Apr 29, 2009 12:04 PM EDT

On April 25, Overseas Missionary Fellowship (OMF) held their annual mission conference in Bay Area Redwood City. During the three-hour gathering, they’ve introduced the minority ethnic groups in China and South East Asia, challenging the believers to have a gospel burden for the unreached people living in the 10/40 window and to inherit the spirit of Hudson Taylor, the father of China missions.

The gathering first showed the newest released documentary made by OMF titled Breakthrough: The Story of James O Fraser and the Lisu People. Fraser was born in a wealthy family, where every member of the family was devout Methodists. Since he was young, he admired China Inland Mission (CIM) for not fund-raising, setting up the faith of self-supporting mission, so he joined CIM after his college graduation. In 1909, he stepped on the city near the western border of Yunnan Province in China, and began to preach to the local Hans Chinese. Because not many people turned to Christ, he changed his focus to the neglected Lisu people. He diligently studied Lisu language and became the first person to be able preach the Bible and hymns with the Lisu language in history. For several thousand years, the Lisu tribe has never heard of the story of Jesus’ salvation, rather most of them indulged in traditions of folk myths, even in evil spirit activities, which became Fraser’s greatest challenge as he was doing missions. Several years after his first arrival, only three families have converted to Christianity.

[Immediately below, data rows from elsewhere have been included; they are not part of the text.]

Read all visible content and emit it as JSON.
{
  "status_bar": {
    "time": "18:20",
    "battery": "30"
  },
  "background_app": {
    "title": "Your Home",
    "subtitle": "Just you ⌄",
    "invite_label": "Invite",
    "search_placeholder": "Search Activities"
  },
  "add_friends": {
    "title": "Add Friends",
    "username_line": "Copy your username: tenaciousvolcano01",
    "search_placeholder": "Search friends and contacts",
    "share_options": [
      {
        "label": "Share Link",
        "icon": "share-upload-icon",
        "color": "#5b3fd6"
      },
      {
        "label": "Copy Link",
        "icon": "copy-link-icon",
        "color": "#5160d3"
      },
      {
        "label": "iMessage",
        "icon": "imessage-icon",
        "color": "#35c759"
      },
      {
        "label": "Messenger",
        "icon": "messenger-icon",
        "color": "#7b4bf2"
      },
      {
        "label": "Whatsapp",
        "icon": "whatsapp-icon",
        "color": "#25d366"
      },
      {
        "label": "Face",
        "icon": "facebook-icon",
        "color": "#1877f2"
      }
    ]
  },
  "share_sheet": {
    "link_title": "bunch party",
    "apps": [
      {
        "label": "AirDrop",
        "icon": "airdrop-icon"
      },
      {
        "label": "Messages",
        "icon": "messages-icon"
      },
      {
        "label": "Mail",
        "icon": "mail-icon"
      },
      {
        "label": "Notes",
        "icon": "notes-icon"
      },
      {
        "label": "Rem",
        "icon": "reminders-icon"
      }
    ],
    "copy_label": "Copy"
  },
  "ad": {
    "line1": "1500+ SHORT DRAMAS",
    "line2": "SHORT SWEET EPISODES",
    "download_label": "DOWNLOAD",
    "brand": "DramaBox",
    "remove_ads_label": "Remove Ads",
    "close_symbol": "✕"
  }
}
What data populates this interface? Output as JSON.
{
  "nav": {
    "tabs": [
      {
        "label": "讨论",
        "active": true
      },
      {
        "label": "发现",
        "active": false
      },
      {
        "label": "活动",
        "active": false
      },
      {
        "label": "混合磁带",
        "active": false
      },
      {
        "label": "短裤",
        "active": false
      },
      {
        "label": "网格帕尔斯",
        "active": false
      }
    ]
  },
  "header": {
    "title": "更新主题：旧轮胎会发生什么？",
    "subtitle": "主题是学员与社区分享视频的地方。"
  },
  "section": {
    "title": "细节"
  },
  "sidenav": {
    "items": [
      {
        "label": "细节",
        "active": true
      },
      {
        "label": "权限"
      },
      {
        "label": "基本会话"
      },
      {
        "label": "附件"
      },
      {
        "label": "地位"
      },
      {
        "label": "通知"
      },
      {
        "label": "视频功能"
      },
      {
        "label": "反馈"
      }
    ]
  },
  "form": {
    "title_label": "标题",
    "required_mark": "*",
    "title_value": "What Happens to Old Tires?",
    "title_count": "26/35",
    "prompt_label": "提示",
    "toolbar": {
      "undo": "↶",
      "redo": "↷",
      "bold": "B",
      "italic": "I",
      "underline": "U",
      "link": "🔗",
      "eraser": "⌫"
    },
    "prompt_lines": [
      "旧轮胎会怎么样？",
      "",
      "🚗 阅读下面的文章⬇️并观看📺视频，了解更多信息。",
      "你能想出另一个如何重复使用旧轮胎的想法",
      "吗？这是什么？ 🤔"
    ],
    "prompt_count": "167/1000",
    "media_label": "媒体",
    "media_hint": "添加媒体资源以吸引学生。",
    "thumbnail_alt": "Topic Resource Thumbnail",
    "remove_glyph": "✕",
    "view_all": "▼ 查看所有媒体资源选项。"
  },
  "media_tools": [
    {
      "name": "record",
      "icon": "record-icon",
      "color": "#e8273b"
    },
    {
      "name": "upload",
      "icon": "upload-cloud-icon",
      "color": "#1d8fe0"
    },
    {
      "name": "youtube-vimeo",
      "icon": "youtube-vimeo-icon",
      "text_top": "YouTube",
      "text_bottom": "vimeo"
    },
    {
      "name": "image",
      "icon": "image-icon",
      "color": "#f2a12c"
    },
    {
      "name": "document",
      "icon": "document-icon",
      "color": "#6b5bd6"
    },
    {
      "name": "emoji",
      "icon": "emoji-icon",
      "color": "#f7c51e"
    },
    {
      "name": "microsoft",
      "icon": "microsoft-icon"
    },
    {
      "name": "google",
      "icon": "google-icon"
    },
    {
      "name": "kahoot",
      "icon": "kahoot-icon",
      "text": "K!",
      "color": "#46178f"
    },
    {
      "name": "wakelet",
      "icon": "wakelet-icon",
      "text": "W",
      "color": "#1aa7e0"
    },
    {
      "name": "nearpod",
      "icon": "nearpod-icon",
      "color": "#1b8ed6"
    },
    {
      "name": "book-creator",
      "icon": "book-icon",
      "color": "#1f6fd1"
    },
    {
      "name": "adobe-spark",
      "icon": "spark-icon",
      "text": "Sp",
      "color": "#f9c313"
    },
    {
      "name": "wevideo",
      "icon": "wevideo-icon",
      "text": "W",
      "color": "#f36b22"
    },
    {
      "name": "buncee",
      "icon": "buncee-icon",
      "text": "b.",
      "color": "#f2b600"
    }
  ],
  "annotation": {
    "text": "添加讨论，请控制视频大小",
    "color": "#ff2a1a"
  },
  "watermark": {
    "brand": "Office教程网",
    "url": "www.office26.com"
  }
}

Fraser views prayer of paramount importance; when faced with setbacks, he often times prayed for hours and days in order to regain strength. Furthermore, he called his family, friends, and coworkers in Britain to form a large prayer team in order to pray for the Lisu people. Another special trait of Fraser was that he always followed the mission model of setting up the indigenous as the center, holding training for the Lisu believers, letting them to purchase books, build churches, and support the ministers with their own funds. These principles allowed the indigenous churches to continue to stand even after foreign missionaries were forced to leave China and have become a classic example for the church-planting among the ethnic minorities in southwestern parts of China and other countries. The history was first opened by one person and then other missionaries secured the foundation, so until the 1990s the Christians in the Lisu people consist of 90%. In addition, the Lisu’s written language invented by Fraser was recognized by the Chinese government as the official written language.

Fraser left the promising future and comfortable life and traveled to a rural mountainous area in China to preach the gospel to the neglected tribe, offering up his whole life. His fearless love in Christ won almost the entire tribe of the Lisu people. Over 100 people participated and they were first-generation and second-generation Chinese-Americans from the Chinese churches in the Bay Area. The 36 minute documentary greatly touched the participants and they formed into small groups to discuss and pray.

OMF International Director Dr. Patrick Fung shared in a video recording that there are over 400 different ethnic groups in the world, but the majority of them are unreached people who have not yet heard of the gospel, so he challenged the participants to carry the burdens of the gospel. He gave thanks for the sacrifice and life dedication of Fraser and pray asking that God can raise more people with such kind of sacrificial spirit and mature churches to preach the gospel in South East Asia.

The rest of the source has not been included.